I am using a regex to make sure that I only allow letters, number and a space

Then it is as simple as adding a space to what you've already got:

$newtag = preg_replace("/[^a-zA-Z0-9 ]/", "", $tag);

(note, I removed the s| which seemed unintentional? Certainly the s was redundant; you can restore the | if you need it)

If you specifically want *a* space, as in only a single one, you will need a more complex expression than this, and might want to consider a separate non-regex piece of logic.

Comments

4

It seems to me like using a REGEX in this case would just be overkill. Why not just just strpos to find the space character. Also, there's nothing special about the space character in regular expressions, you should be able to search for it the same as you would search for any other character. That is, unless you disabled pattern whitespace, which would hardly be necessary in this case.

Comments

3

Use it like this to allow for a single space.

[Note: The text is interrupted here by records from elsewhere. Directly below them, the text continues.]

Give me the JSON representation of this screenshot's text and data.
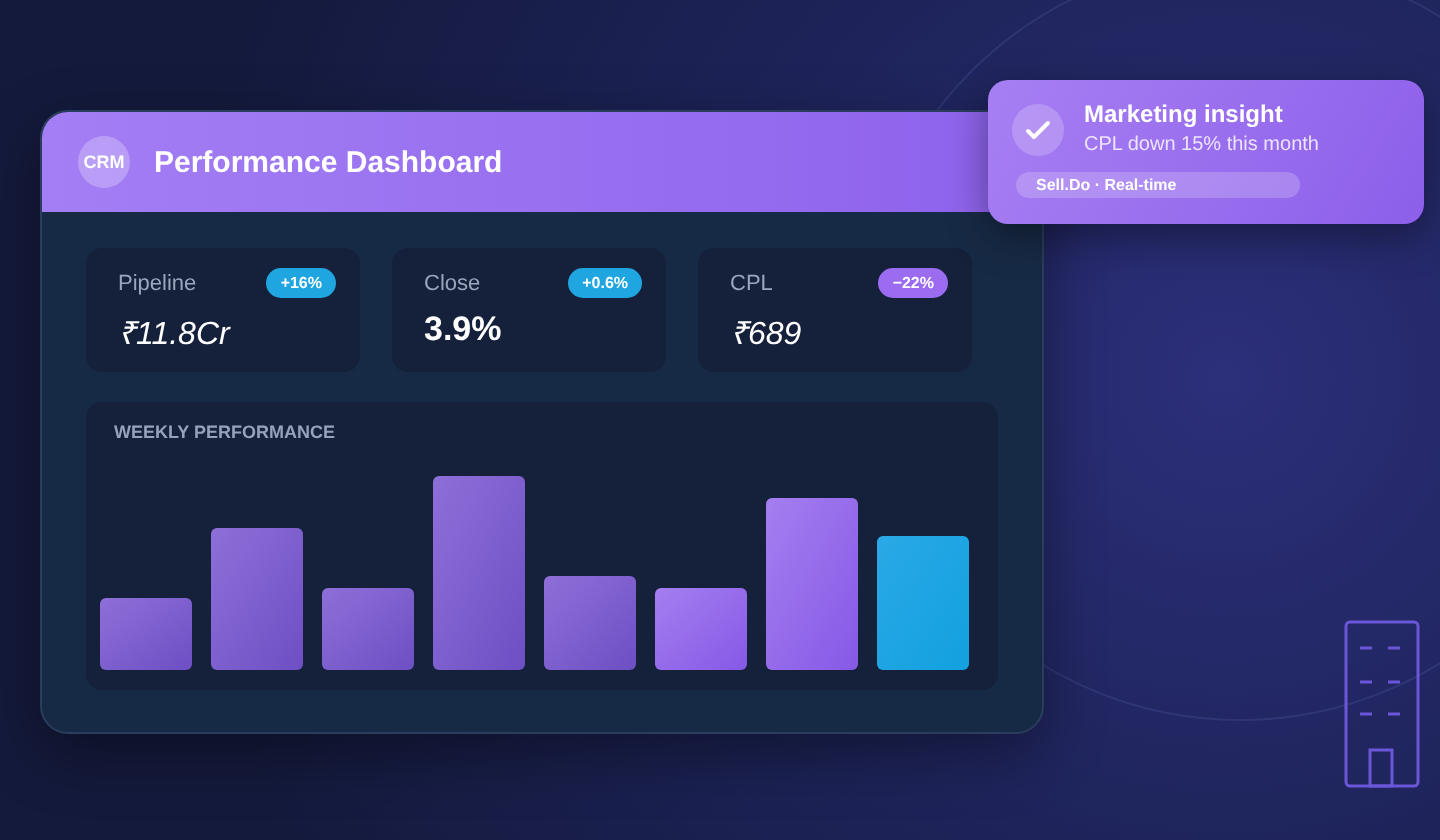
{
  "dashboard": {
    "logo": "CRM",
    "title": "Performance Dashboard",
    "metrics": [
      {
        "label": "Pipeline",
        "value": "₹11.8Cr",
        "badge": "+16%",
        "color": "#1fa6e0",
        "kind": "plain"
      },
      {
        "label": "Close",
        "value": "3.9%",
        "badge": "+0.6%",
        "color": "#1fa6e0",
        "kind": "strong"
      },
      {
        "label": "CPL",
        "value": "₹689",
        "badge": "−22%",
        "color": "#9b6bf0",
        "kind": "plain"
      }
    ],
    "chart": {
      "title": "WEEKLY PERFORMANCE"
    }
  },
  "notification": {
    "title": "Marketing insight",
    "message": "CPL down 15% this month",
    "tag": "Sell.Do · Real-time"
  }
}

$newtag = preg_replace("/[^a-zA-Z0-9\s]/", "", $tag)

Comments

2

You can also use the \b for a word boundary. For the name I would use something like this:

[^\b]+\b[^\b]+(\b|$)

EDIT Modifying this to be a regex in Perl example

if( $fullname =~ /([^\b]+)\b[^\b]+([^\b]+)(\b|$)/ ) {
 $first_name = $1;
 $last_name = $2;
}

EDIT AGAIN Based on what you want:

$new_tag = preg_replace("/[\s\t]/","",$tag);

2 Comments

the word boundary matcher \b also matches hyphens
An escaped b inside a character class represents a backspace character, not a word-boundary.
1

I'm trying out [[:space:]] in an instance where it looks like bloggers in WordPress are using non-standard space characters. It looks like it will work.

2 Comments

What do you mean by "bloggers in WordPress"? Can you elaborate?
@PeterMortensen This was back when I developed and supported a bunch of WordPress blogs for a major publisher. The writers were writing posts with some unexpected space characters.